III. ESASIN İNCELENMESİ
9. Başvuru kararı ve ekleri, Raportör Fatma KARAMAN ODABAŞI tarafından hazırlanan işin esasına ilişkin rapor, itiraz konusu kanun hükmü, dayanılan Anayasa kuralları ve bunların gerekçeleri ile diğer yasama belgeleri okunup incelendikten sonra gereği görüşülüp düşünüldü:
A. Anlam ve Kapsam
10. Kuralda 5580 sayılı Kanun kapsamında faaliyet gösteren okulların taşınır ve taşınmaz mallarının içinde bulunulan eğitim ve öğretim yılı sonunda haczedileceği öngörülmüştür.
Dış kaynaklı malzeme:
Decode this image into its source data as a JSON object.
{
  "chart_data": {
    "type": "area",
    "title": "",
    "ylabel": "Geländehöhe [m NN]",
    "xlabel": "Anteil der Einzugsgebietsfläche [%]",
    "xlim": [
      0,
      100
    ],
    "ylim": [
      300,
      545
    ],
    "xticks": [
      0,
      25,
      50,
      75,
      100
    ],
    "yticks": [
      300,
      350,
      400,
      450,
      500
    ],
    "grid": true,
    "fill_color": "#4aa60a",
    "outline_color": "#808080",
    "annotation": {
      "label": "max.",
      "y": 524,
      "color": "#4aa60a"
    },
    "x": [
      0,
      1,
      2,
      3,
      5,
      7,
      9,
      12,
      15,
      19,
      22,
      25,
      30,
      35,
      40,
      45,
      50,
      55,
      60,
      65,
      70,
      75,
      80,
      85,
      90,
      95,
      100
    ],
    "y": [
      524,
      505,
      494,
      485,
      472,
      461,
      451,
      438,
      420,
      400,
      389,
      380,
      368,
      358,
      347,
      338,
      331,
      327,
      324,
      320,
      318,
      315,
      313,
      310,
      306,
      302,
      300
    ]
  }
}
Kural “8/2/2007 tarihli ve 5580 sayılı Özel Öğretim Kurumları Kanunu kapsamında faaliyet gösteren okullar...” ibaresi yönünden incelenmiştir.
11. 5580 sayılı Kanun’un 1. maddesinin ikinci fıkrasında Kanun’un kapsamı Türkiye Cumhuriyeti uyruklu gerçek kişiler, özel hukuk tüzel kişileri veya özel hukuk hükümlerine göre yönetilen tüzel kişilerce açılan özel eğitim kurumları ile yabancılar tarafından açılmış bulunan özel öğretim kurumları olarak düzenlenmiştir. Anılan Kanun’un 2. maddesinin (c) bendinde okul; özel eğitim, okul öncesi, ilkokul, ortaokul ve ortaöğretim ile Millî Eğitim Bakanlığınca (Bakanlık) dönüşüm programına alınan kurumlardan 2018-2019 eğitim ve öğretim yılının sonuna kadar faaliyetleri devam eden ortaöğretim özel okulları, (d) bendinde yabancı okullar; yabancılar tarafından açılmış özel okullar, (e) bendinde ise azınlık okulları; Rum, Ermeni ve Musevî azınlıklar tarafından kurulmuş, Lozan Antlaşması ile güvence altına alınmış ve kendi azınlığına mensup Türkiye Cumhuriyeti uyruklu öğrencilerin devam ettiği okul öncesi eğitim, ilköğretim ve ortaöğretim özel okulları olarak tanımlanmıştır.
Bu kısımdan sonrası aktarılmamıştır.